Writing is a process and we all have our favorite parts of it. For me, the most exciting part is the idea phase. I love coming up with an idea and building on it. I could get lost in the initial draft of a book. Time flies and so does my pencil. I don't want anything to interrupt my flow.
Revision is the stage that I tend to decide the closets in the house need reorganized or I need to change the sheets on all of the beds. I find any excuse to not sit down to work on my story because it takes a lot of focus. You have to look at something that was so joyful to create and operate on it. Many times, parts you love need cut out. Sometimes you know there is a place that needs reworded, but can't come up with a single original idea. Then the doubt creeps in. "Why was I thinking this would be a good story? I stink at this. Why am I spending hours figuring out names for a talking Vulture?"

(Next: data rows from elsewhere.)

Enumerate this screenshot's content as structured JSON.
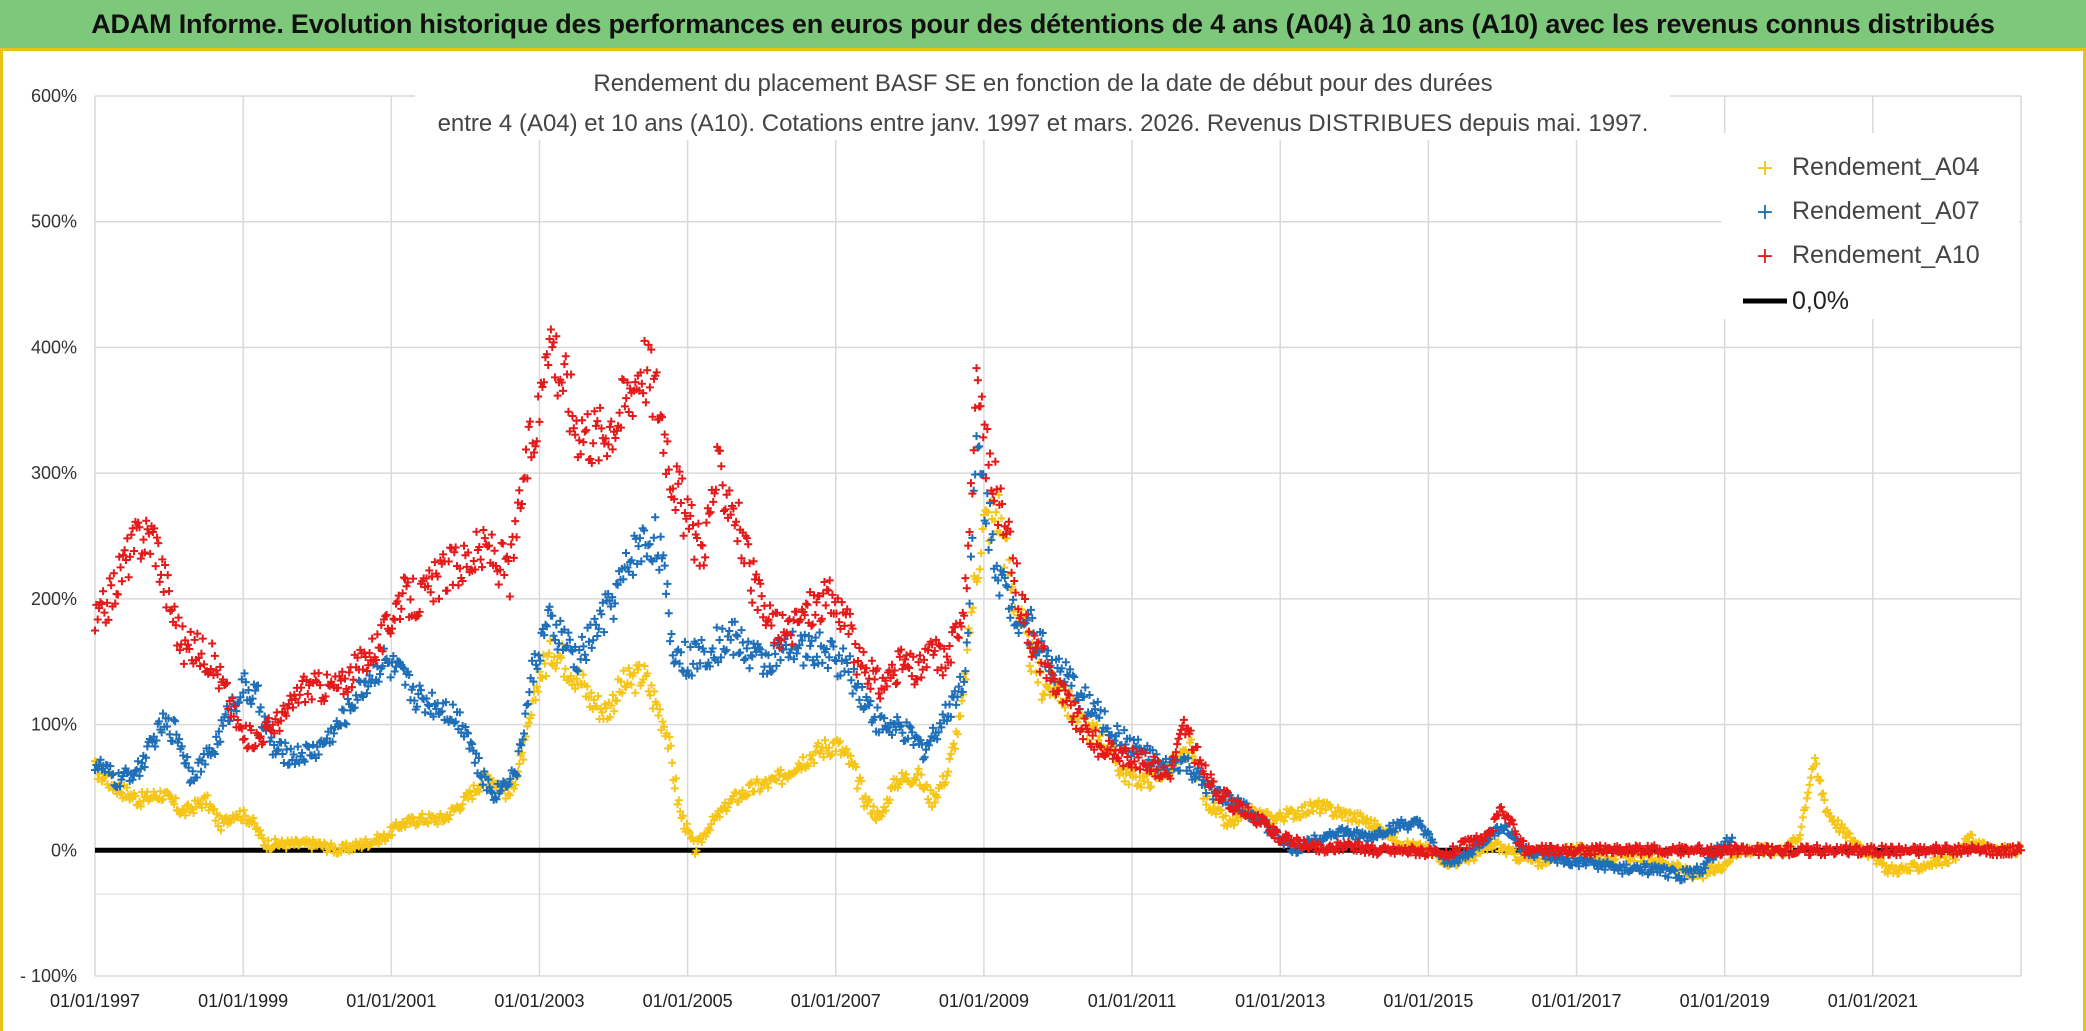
{
  "banner": {
    "title": "ADAM Informe. Evolution historique des performances en euros pour des détentions de 4 ans (A04) à 10 ans (A10) avec les revenus connus distribués"
  },
  "chart_data": {
    "type": "scatter",
    "title_line1": "Rendement du placement BASF SE en fonction de la date de début pour des durées",
    "title_line2": "entre 4 (A04) et 10 ans (A10). Cotations entre janv. 1997 et mars. 2026. Revenus DISTRIBUES depuis mai. 1997.",
    "xlabel": "",
    "ylabel": "",
    "x_range": [
      1997.0,
      2023.0
    ],
    "ylim": [
      -100,
      600
    ],
    "grid": true,
    "legend_position": "top-right",
    "y_ticks": [
      {
        "value": 600,
        "label": "600%"
      },
      {
        "value": 500,
        "label": "500%"
      },
      {
        "value": 400,
        "label": "400%"
      },
      {
        "value": 300,
        "label": "300%"
      },
      {
        "value": 200,
        "label": "200%"
      },
      {
        "value": 100,
        "label": "100%"
      },
      {
        "value": 0,
        "label": "0%"
      },
      {
        "value": -100,
        "label": "- 100%"
      }
    ],
    "x_ticks": [
      {
        "value": 1997,
        "label": "01/01/1997"
      },
      {
        "value": 1999,
        "label": "01/01/1999"
      },
      {
        "value": 2001,
        "label": "01/01/2001"
      },
      {
        "value": 2003,
        "label": "01/01/2003"
      },
      {
        "value": 2005,
        "label": "01/01/2005"
      },
      {
        "value": 2007,
        "label": "01/01/2007"
      },
      {
        "value": 2009,
        "label": "01/01/2009"
      },
      {
        "value": 2011,
        "label": "01/01/2011"
      },
      {
        "value": 2013,
        "label": "01/01/2013"
      },
      {
        "value": 2015,
        "label": "01/01/2015"
      },
      {
        "value": 2017,
        "label": "01/01/2017"
      },
      {
        "value": 2019,
        "label": "01/01/2019"
      },
      {
        "value": 2021,
        "label": "01/01/2021"
      }
    ],
    "series": [
      {
        "name": "Rendement_A04",
        "color": "#f5c518",
        "marker": "+",
        "points": [
          [
            1997.0,
            65
          ],
          [
            1997.3,
            50
          ],
          [
            1997.6,
            40
          ],
          [
            1997.9,
            45
          ],
          [
            1998.2,
            30
          ],
          [
            1998.5,
            40
          ],
          [
            1998.7,
            20
          ],
          [
            1998.9,
            30
          ],
          [
            1999.1,
            25
          ],
          [
            1999.3,
            5
          ],
          [
            1999.6,
            5
          ],
          [
            2000.0,
            5
          ],
          [
            2000.3,
            0
          ],
          [
            2000.6,
            5
          ],
          [
            2000.9,
            10
          ],
          [
            2001.1,
            20
          ],
          [
            2001.4,
            25
          ],
          [
            2001.7,
            25
          ],
          [
            2002.0,
            40
          ],
          [
            2002.3,
            60
          ],
          [
            2002.6,
            45
          ],
          [
            2002.8,
            80
          ],
          [
            2003.0,
            140
          ],
          [
            2003.2,
            160
          ],
          [
            2003.5,
            140
          ],
          [
            2003.7,
            120
          ],
          [
            2003.9,
            110
          ],
          [
            2004.1,
            130
          ],
          [
            2004.4,
            140
          ],
          [
            2004.7,
            100
          ],
          [
            2004.9,
            30
          ],
          [
            2005.1,
            0
          ],
          [
            2005.3,
            20
          ],
          [
            2005.6,
            40
          ],
          [
            2005.9,
            50
          ],
          [
            2006.2,
            55
          ],
          [
            2006.5,
            70
          ],
          [
            2006.8,
            80
          ],
          [
            2007.0,
            85
          ],
          [
            2007.2,
            70
          ],
          [
            2007.4,
            40
          ],
          [
            2007.6,
            25
          ],
          [
            2007.8,
            55
          ],
          [
            2008.1,
            60
          ],
          [
            2008.3,
            40
          ],
          [
            2008.5,
            60
          ],
          [
            2008.7,
            110
          ],
          [
            2008.85,
            200
          ],
          [
            2009.0,
            260
          ],
          [
            2009.2,
            270
          ],
          [
            2009.4,
            200
          ],
          [
            2009.6,
            160
          ],
          [
            2009.8,
            130
          ],
          [
            2010.0,
            130
          ],
          [
            2010.3,
            100
          ],
          [
            2010.6,
            90
          ],
          [
            2010.9,
            60
          ],
          [
            2011.2,
            55
          ],
          [
            2011.5,
            65
          ],
          [
            2011.8,
            80
          ],
          [
            2012.0,
            40
          ],
          [
            2012.3,
            20
          ],
          [
            2012.6,
            30
          ],
          [
            2012.9,
            25
          ],
          [
            2013.2,
            30
          ],
          [
            2013.5,
            35
          ],
          [
            2013.8,
            30
          ],
          [
            2014.1,
            25
          ],
          [
            2014.4,
            15
          ],
          [
            2014.7,
            5
          ],
          [
            2015.0,
            0
          ],
          [
            2015.3,
            -10
          ],
          [
            2015.6,
            -5
          ],
          [
            2015.9,
            5
          ],
          [
            2016.2,
            -5
          ],
          [
            2016.5,
            -10
          ],
          [
            2016.8,
            0
          ],
          [
            2017.1,
            0
          ],
          [
            2017.4,
            -5
          ],
          [
            2017.8,
            -5
          ],
          [
            2018.2,
            -10
          ],
          [
            2018.6,
            -20
          ],
          [
            2018.9,
            -15
          ],
          [
            2019.2,
            0
          ],
          [
            2019.5,
            0
          ],
          [
            2019.8,
            0
          ],
          [
            2020.0,
            10
          ],
          [
            2020.2,
            70
          ],
          [
            2020.4,
            30
          ],
          [
            2020.6,
            15
          ],
          [
            2020.9,
            0
          ],
          [
            2021.2,
            -15
          ],
          [
            2021.5,
            -15
          ],
          [
            2021.8,
            -10
          ],
          [
            2022.1,
            -5
          ],
          [
            2022.3,
            10
          ],
          [
            2022.6,
            0
          ],
          [
            2023.0,
            0
          ]
        ]
      },
      {
        "name": "Rendement_A07",
        "color": "#1f6fb8",
        "marker": "+",
        "points": [
          [
            1997.0,
            70
          ],
          [
            1997.3,
            55
          ],
          [
            1997.6,
            65
          ],
          [
            1997.9,
            100
          ],
          [
            1998.1,
            95
          ],
          [
            1998.3,
            60
          ],
          [
            1998.6,
            80
          ],
          [
            1998.8,
            110
          ],
          [
            1999.0,
            130
          ],
          [
            1999.2,
            120
          ],
          [
            1999.4,
            80
          ],
          [
            1999.7,
            75
          ],
          [
            2000.0,
            80
          ],
          [
            2000.3,
            100
          ],
          [
            2000.6,
            130
          ],
          [
            2000.9,
            150
          ],
          [
            2001.1,
            140
          ],
          [
            2001.4,
            120
          ],
          [
            2001.7,
            115
          ],
          [
            2002.0,
            100
          ],
          [
            2002.2,
            60
          ],
          [
            2002.4,
            45
          ],
          [
            2002.7,
            65
          ],
          [
            2002.9,
            140
          ],
          [
            2003.1,
            180
          ],
          [
            2003.3,
            170
          ],
          [
            2003.5,
            150
          ],
          [
            2003.8,
            180
          ],
          [
            2004.0,
            200
          ],
          [
            2004.3,
            240
          ],
          [
            2004.6,
            250
          ],
          [
            2004.8,
            160
          ],
          [
            2005.0,
            150
          ],
          [
            2005.3,
            160
          ],
          [
            2005.6,
            170
          ],
          [
            2006.0,
            150
          ],
          [
            2006.4,
            160
          ],
          [
            2006.8,
            160
          ],
          [
            2007.1,
            150
          ],
          [
            2007.3,
            130
          ],
          [
            2007.6,
            100
          ],
          [
            2007.9,
            95
          ],
          [
            2008.2,
            80
          ],
          [
            2008.5,
            110
          ],
          [
            2008.75,
            140
          ],
          [
            2008.9,
            320
          ],
          [
            2009.1,
            250
          ],
          [
            2009.3,
            200
          ],
          [
            2009.6,
            180
          ],
          [
            2009.9,
            150
          ],
          [
            2010.2,
            130
          ],
          [
            2010.5,
            110
          ],
          [
            2010.8,
            90
          ],
          [
            2011.1,
            80
          ],
          [
            2011.4,
            65
          ],
          [
            2011.7,
            70
          ],
          [
            2012.0,
            50
          ],
          [
            2012.3,
            40
          ],
          [
            2012.6,
            30
          ],
          [
            2012.9,
            15
          ],
          [
            2013.2,
            0
          ],
          [
            2013.5,
            10
          ],
          [
            2013.8,
            15
          ],
          [
            2014.2,
            10
          ],
          [
            2014.6,
            20
          ],
          [
            2014.9,
            20
          ],
          [
            2015.2,
            -10
          ],
          [
            2015.5,
            -5
          ],
          [
            2015.8,
            10
          ],
          [
            2016.0,
            20
          ],
          [
            2016.3,
            0
          ],
          [
            2016.6,
            -5
          ],
          [
            2016.9,
            -10
          ],
          [
            2017.2,
            -10
          ],
          [
            2017.6,
            -15
          ],
          [
            2018.0,
            -15
          ],
          [
            2018.4,
            -20
          ],
          [
            2018.7,
            -15
          ],
          [
            2018.9,
            0
          ],
          [
            2019.1,
            10
          ]
        ]
      },
      {
        "name": "Rendement_A10",
        "color": "#e41a1a",
        "marker": "+",
        "points": [
          [
            1997.0,
            180
          ],
          [
            1997.2,
            200
          ],
          [
            1997.4,
            230
          ],
          [
            1997.6,
            250
          ],
          [
            1997.8,
            250
          ],
          [
            1998.0,
            200
          ],
          [
            1998.2,
            160
          ],
          [
            1998.4,
            160
          ],
          [
            1998.6,
            150
          ],
          [
            1998.8,
            120
          ],
          [
            1999.0,
            90
          ],
          [
            1999.2,
            90
          ],
          [
            1999.4,
            100
          ],
          [
            1999.6,
            110
          ],
          [
            1999.8,
            130
          ],
          [
            2000.0,
            130
          ],
          [
            2000.3,
            130
          ],
          [
            2000.6,
            150
          ],
          [
            2000.9,
            170
          ],
          [
            2001.1,
            200
          ],
          [
            2001.4,
            200
          ],
          [
            2001.7,
            220
          ],
          [
            2002.0,
            230
          ],
          [
            2002.3,
            240
          ],
          [
            2002.6,
            220
          ],
          [
            2002.8,
            300
          ],
          [
            2003.0,
            350
          ],
          [
            2003.1,
            420
          ],
          [
            2003.3,
            380
          ],
          [
            2003.5,
            340
          ],
          [
            2003.8,
            330
          ],
          [
            2004.1,
            350
          ],
          [
            2004.4,
            390
          ],
          [
            2004.6,
            360
          ],
          [
            2004.8,
            300
          ],
          [
            2005.0,
            260
          ],
          [
            2005.2,
            240
          ],
          [
            2005.4,
            300
          ],
          [
            2005.6,
            280
          ],
          [
            2005.8,
            230
          ],
          [
            2006.0,
            190
          ],
          [
            2006.3,
            170
          ],
          [
            2006.6,
            190
          ],
          [
            2006.9,
            200
          ],
          [
            2007.1,
            190
          ],
          [
            2007.3,
            150
          ],
          [
            2007.6,
            130
          ],
          [
            2007.9,
            150
          ],
          [
            2008.1,
            140
          ],
          [
            2008.3,
            160
          ],
          [
            2008.5,
            150
          ],
          [
            2008.75,
            200
          ],
          [
            2008.9,
            360
          ],
          [
            2009.1,
            300
          ],
          [
            2009.3,
            250
          ],
          [
            2009.5,
            200
          ],
          [
            2009.7,
            160
          ],
          [
            2009.9,
            140
          ],
          [
            2010.1,
            120
          ],
          [
            2010.3,
            100
          ],
          [
            2010.6,
            80
          ],
          [
            2010.9,
            75
          ],
          [
            2011.2,
            70
          ],
          [
            2011.5,
            60
          ],
          [
            2011.7,
            100
          ],
          [
            2011.9,
            70
          ],
          [
            2012.1,
            50
          ],
          [
            2012.4,
            35
          ],
          [
            2012.7,
            25
          ],
          [
            2013.0,
            10
          ],
          [
            2013.3,
            5
          ],
          [
            2013.6,
            0
          ],
          [
            2013.9,
            5
          ],
          [
            2014.2,
            0
          ],
          [
            2014.6,
            0
          ],
          [
            2014.9,
            0
          ],
          [
            2015.2,
            -5
          ],
          [
            2015.5,
            5
          ],
          [
            2015.8,
            10
          ],
          [
            2016.0,
            35
          ],
          [
            2016.3,
            0
          ],
          [
            2016.8,
            0
          ],
          [
            2017.3,
            0
          ],
          [
            2017.8,
            0
          ],
          [
            2018.3,
            0
          ],
          [
            2018.8,
            0
          ],
          [
            2019.3,
            0
          ],
          [
            2019.8,
            0
          ],
          [
            2020.3,
            0
          ],
          [
            2020.8,
            0
          ],
          [
            2021.3,
            0
          ],
          [
            2021.8,
            0
          ],
          [
            2022.3,
            0
          ],
          [
            2022.8,
            0
          ],
          [
            2023.0,
            0
          ]
        ]
      }
    ],
    "reference_line": {
      "name": "0,0%",
      "value": 0,
      "color": "#000000"
    },
    "legend": [
      {
        "label": "Rendement_A04",
        "color": "#f5c518",
        "kind": "marker"
      },
      {
        "label": "Rendement_A07",
        "color": "#1f6fb8",
        "kind": "marker"
      },
      {
        "label": "Rendement_A10",
        "color": "#e41a1a",
        "kind": "marker"
      },
      {
        "label": "0,0%",
        "color": "#000000",
        "kind": "line"
      }
    ]
  }
}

The good news is, just like most things in life, if you put the effort in, it's always worth it. The finished product is so much better when you go back through and look at everything from a new angle. For example, in my book, Nicken Chuggets, I needed a better way to say the cook didn't understand what Cooper was saying. It took me several hours to come up with, "Mr. Mack was as confused as a chameleon in a bucket of crayons." Several hours. For one sentence. But, it was worth the time because it is more playful and creative as a simile than a direct statement.
I'm starting the revision phase of a middle grade novel I'm working on. You think it's an undertaking reworking a 600 word picture book, try revisiting every scene of a novel! Ugh! That could be why I noticed that I hadn't written a blog for a few months and it was a good day to teach my daughter how to use the sewing machine she got for Christmas. :) Ok, I guess I better get back to work. Best wishes to all of you on your revisions in the new year!
It is beyond exciting to get to finally hold a book you have been working on for over a year. Then comes the realization that your work is not done. You have to figure out ways to get the word out about your book and hope to find opportunities to share it with the kids you wrote it for. One of the teaching standards we have for reading is learning the author's purpose of a book. There are three main purposes: to inform, to entertain, and to persuade.
When I wrote I am Not a Pirate, my "author's purpose" was to inform. My target was kids that may have an eye issue or some other physical difficulty they have to overcome. I sent books to eye doctor's offices and spread the word on parent forums for families dealing with strabismus and amblyopia.
My author's purpose for Nicken Chuggets though, is to entertain. This story is about two science-loving boys that cook up a plan to earn money to go to science camp. Cooper, the main character, often talks in spoonerisms. (Spoonerisms occur when you accidentally transpose the beginnings of two words.) I had a lot of fun playing with words when figuring out the things Cooper would say. My target audience is kids that like to read funny books that let you be silly. When I was trying to figure out a creative place to do a book signing, I figured most people would think of chicken nuggets when they hear the title, Nicken Chuggets. Where do you think of when you think of chicken nuggets? McDonalds of course! And what would fit my target audience better than one of the favorite eateries of kids in this age group? I had a lot of fun at the book signing and am so grateful that I got to get books into the hands of some really great kids.